El móvil íntimo de la escritura
Escribir poesía es un ejercicio relativamente sencillo en el que intervienen las ganas de hacerlo, la necesidad de traducirse a lenguaje que experimenta cada individuo, la “visión” interior del que escribe e intenta comunicar “algo” al mundo y el deseo, consciente o inconsciente, de forjar una imagen que nos represente y hable por nosotros a la mirada de los demás.
En años recientes ha cobrado un nuevo y vigoroso impulso el estudio y conocimiento de la poesía, desde perspectivas que iluminan su importancia histórica y la necesidad de su ejercicio en travesías de crisis y en épocas de oscuridad. A fines del siglo XX algún autor latinoamericano se preguntó si la poesía era entonces un arte en agonía; al despuntar el siglo XXI se organizaron coloquios y encuentros internacionales con el propósito de estimular nuevos acercamientos críticos a su ejercicio e investigación, a su lectura y cultivo por la primera generación del siglo; más tarde, Ethel Krauze publicó un libro esclarecedor (Cómo acercarse a la poesía, México; 2002) que ayuda a despejar los caminos habituales del lector y a darle una significación distinta a la lectura y al interés por la poesía de todos los tiempos. A su manera, cada uno de estos eventos, ejercicios y ensayos contribuyó a una tarea esencial: la de construir puentes de comprensión y entendimiento mutuo para crear un territorio común entre el autor, la obra y el lector.

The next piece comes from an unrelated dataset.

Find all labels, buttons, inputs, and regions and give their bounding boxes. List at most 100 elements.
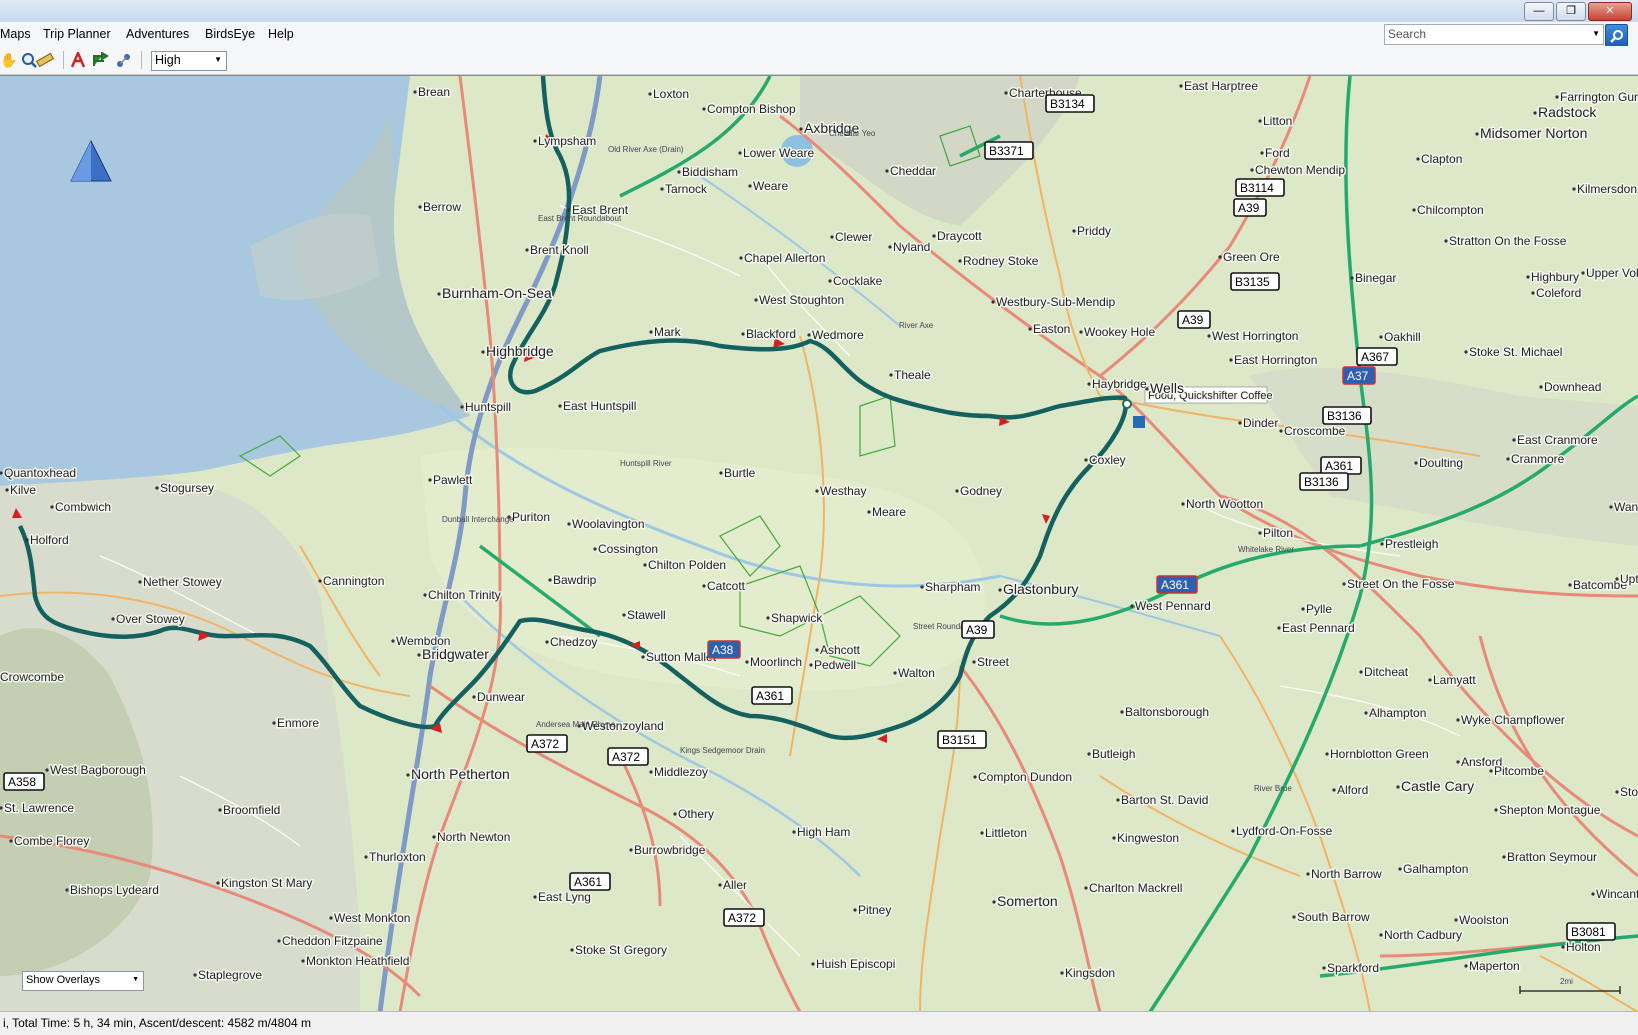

El ser humano es un signo entre los seres y las cosas del mundo y, a su vez, los seres y las cosas del mundo son sistemas de signos en los que respira, habla, sufre, camina, sueña, sangra, vuela, llora e imagina el hombre, “el Prometeo de sí mismo” según Michelet.
¿Para qué escribimos? ¿Qué es ese vacío o hambre de plenitud que nos lleva a escribir? ¿Qué lugar ocupa la poesía en el oficio de escribir? ¿Qué es lo que está detrás o debajo de la palabra, como materia prima latente o refulgente, cuando tomamos o “alguien” toma en nuestras manos el acto de escribir? ¿Cuál es el móvil profundo del arte de escribir poesía? Las preguntas son las mismas desde hace siglos y las respuestas varían según la tradición histórica, la cultura, la época, el discurso literario y el o los autores de que se trate.
La pregunta por el ser de la creación, de la escritura y del acto de escribir, no es asunto menor cuando se trata de saber si se puede o no enseñar a escribir poesía. Al acto de escribir -y, específicamente, al de escribir poesía- se puede llegar por varias vías: por una disposición de ánimo que no sabemos cómo surge o de qué manera nace en el interior de la persona; por un impulso del corazón cuya motivación es un misterio que han intentado explicar filósofos, místicos, poetas, literatos, teólogos, hermeneutas y filólogos de casi todas las lenguas; por la descarga repentina de una fuerza o energía “sin nombre” (el “trance” de Coleridge, el “duende” de García Lorca, el “erizo” poemático de Jacques Derrida, etcétera) que nos pone en contacto con cierto descubrimiento o revelación cuyo enigma necesita ser dicho; o bien, porque se cae en cuenta de que se tiene una predisposición innata a ser el traductor de los motivos del corazón, o el “médium” dispuesto a trasladar sustancias de una realidad a otra, pues, como escribió Novalis: “El camino misterioso va hacia el interior”.